Selain itu faktor lain yang dilakukan oleh BI untuk meyakinkan para investor asing bahwa iklim investasi di Indonesia cukup menarik adalah dengan menaikkan BI rate dua hari yang lalu. Wimboh bercerita bahwa angka inflasi bulan Juli kemarin cukup tinggi. Untuk meredam ekspetasi pasar agar angka inflasi tidak semakin tinggi lagi maka BI menaikkan BI rate.


Selain itu kenaikan BI rate tersebut juga membuat angka real return semakin menarik. “Jika real returnnya tidak dijaga maka bukan tidak mungkin para investor tersebut akan keluar,” tambah Wimboh.

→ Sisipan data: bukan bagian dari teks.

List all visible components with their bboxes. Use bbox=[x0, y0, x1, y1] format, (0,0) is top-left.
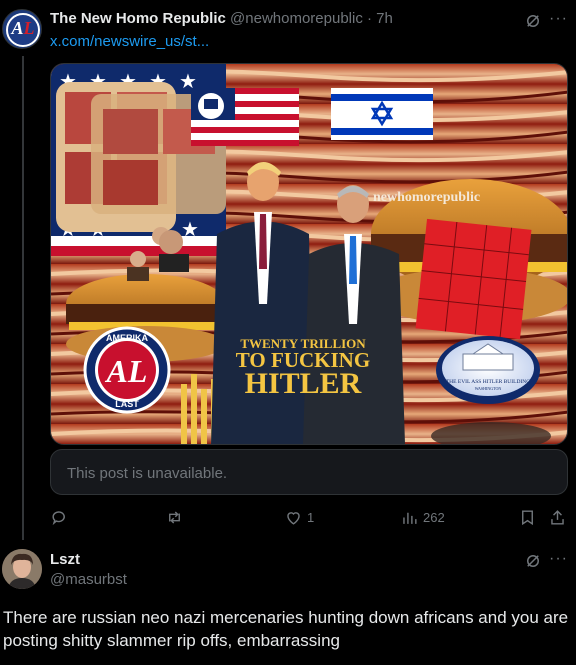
israel-flag bbox=[331, 88, 433, 140]
avatar[interactable] bbox=[2, 549, 42, 589]
separator-dot: · bbox=[367, 10, 372, 27]
repost-button[interactable] bbox=[165, 506, 188, 528]
post-reply[interactable]: Lszt @masurbst ··· There are russian neo… bbox=[0, 540, 576, 665]
heart-icon bbox=[287, 511, 300, 525]
avatar-photo bbox=[2, 549, 42, 589]
svg-text:AMERIKA: AMERIKA bbox=[106, 333, 148, 343]
user-handle[interactable]: @newhomorepublic bbox=[230, 10, 363, 27]
post-image[interactable]: ★★ ★★ ★ ★★ ★★ ★ bbox=[50, 63, 568, 445]
grok-icon[interactable] bbox=[524, 552, 542, 570]
post-link[interactable]: x.com/newswire_us/st... bbox=[50, 33, 209, 50]
post-original[interactable]: AL The New Homo Republic @newhomorepubli… bbox=[0, 0, 576, 540]
avatar-logo-text: AL bbox=[11, 18, 35, 38]
bookmark-button[interactable] bbox=[518, 506, 537, 528]
grok-icon[interactable] bbox=[524, 12, 542, 30]
display-name[interactable]: The New Homo Republic bbox=[50, 10, 226, 27]
share-button[interactable] bbox=[548, 506, 567, 528]
amerika-last-badge: AMERIKA LAST AL bbox=[83, 326, 171, 414]
like-count: 1 bbox=[307, 509, 315, 525]
image-headline: TWENTY TRILLION TO FUCKING HITLER bbox=[236, 336, 370, 400]
post-header: The New Homo Republic @newhomorepublic ·… bbox=[50, 10, 393, 27]
svg-text:WASHINGTON: WASHINGTON bbox=[475, 386, 502, 391]
us-flag-top bbox=[191, 88, 299, 146]
stock-heatmap bbox=[415, 218, 532, 340]
reply-icon bbox=[52, 510, 65, 525]
svg-text:THE EVIL ASS HITLER BUILDING: THE EVIL ASS HITLER BUILDING bbox=[446, 379, 530, 385]
repost-icon bbox=[169, 510, 180, 524]
share-icon bbox=[551, 509, 564, 525]
like-button[interactable]: 1 bbox=[284, 506, 314, 528]
post-text: There are russian neo nazi mercenaries h… bbox=[3, 608, 569, 650]
svg-text:HITLER: HITLER bbox=[245, 367, 362, 400]
reply-button[interactable] bbox=[50, 506, 73, 528]
views-icon bbox=[403, 512, 417, 524]
collage-image: ★★ ★★ ★ ★★ ★★ ★ bbox=[51, 64, 567, 444]
quote-unavailable-box: This post is unavailable. bbox=[50, 449, 568, 495]
white-house-seal: THE EVIL ASS HITLER BUILDING WASHINGTON bbox=[436, 336, 540, 404]
svg-text:AL: AL bbox=[105, 353, 148, 389]
display-name[interactable]: Lszt bbox=[50, 551, 80, 568]
views-button[interactable]: 262 bbox=[400, 506, 445, 528]
action-bar: 1 262 bbox=[50, 506, 568, 528]
more-icon[interactable]: ··· bbox=[549, 551, 567, 570]
more-icon[interactable]: ··· bbox=[549, 11, 567, 30]
bookmark-icon bbox=[522, 509, 533, 525]
image-watermark: newhomorepublic bbox=[373, 190, 480, 205]
user-handle[interactable]: @masurbst bbox=[50, 571, 127, 588]
post-time[interactable]: 7h bbox=[376, 10, 393, 27]
views-count: 262 bbox=[423, 509, 445, 525]
thread-connector-line bbox=[22, 56, 24, 540]
avatar[interactable]: AL bbox=[2, 9, 42, 49]
quote-unavailable-text: This post is unavailable. bbox=[67, 465, 228, 482]
svg-text:LAST: LAST bbox=[115, 399, 139, 409]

Cadangan devisa Indonesia masih cukup besar

Ekonom Standard Chartered Bank Eric Alexander Sugandi mengatakan, BI dan pemerintah sejauh ini mampu mengendalikan inflasi. Oleh karena itu, asing makin percaya diri untuk masuk ke pasar keuangan Indonesia. "Ini membuat rupiah semakin menguat," ujar Eric. Hal ini terlihat dari kinerja rupiah yang memuaskan selama tiga bulan terakhir. Dengan stabilitas nilai tukar yang cenderung menguat, Eric mengatakan tekanan inflasi dari imported inflation semakin kecil.

Namun, Eric mengatakan, BI perlu menjaga nilai tukar rupiah ini agar menguntungkan juga untuk eksportir. Saat ini, BI rasanya cukup nyaman menjaga rupiah di kisaran Rp 9.000 sampai Rp 9.500 per dolar AS. Oleh karena itu, Eric ragu dana asing ini tiba-tiba cabut dari Indonesia dalam jumlah besar dan waktu yang bersamaan.

Tapi jika hal itu terjadi, Eric optimistis BI mampu menjaga nilai tukar rupiah. Alasannya antara lain, cadangan devisa yang terus meningkat. Terakhir cadangan devisa Indonesia meningkat menjadi US$ 60,65 miliar per akhir Juli 2008 dari US$ 59,5 miliar pada akhir Juni 2008.

Cadangan devisa Indonesia per akhir Juli ini setara dengan 4,7 bulan impor dan pembayaran utang luar negeri pemerintah. "Selain itu, perusahaan di Indonesia sekarang sudah banyak yang melakukan hedging untuk melindungi investasinya," tambah Eric. Ini berbeda dengan kondisi krisis ekonomi tahun 1997.

Kepala Tresuri Bank Central Asia (BCA) Branko Windoe menambahkan, pemerintah dan BI juga harus mampu menjaga kesinambungan pertumbuhan ekonomi. Dengan menjaga iklim ekonomi dan politik, investor asing pun bukan hanya akan menanamkan dananya di pasar keuangan. Tapi juga masuk ke sektor riil.

Sejauh ini, Branko melihat kebijakan BI untuk tidak terlalu agresif menaikkan suku bunganya. "Dampak kenaikan suku bunga ini baru akan terasa satu atau dua bulan lagi. Ini artinya BI berhati-hati dengan kebijakan moneternya sambil melihat perkembangan ekonomi global," tambah Branko.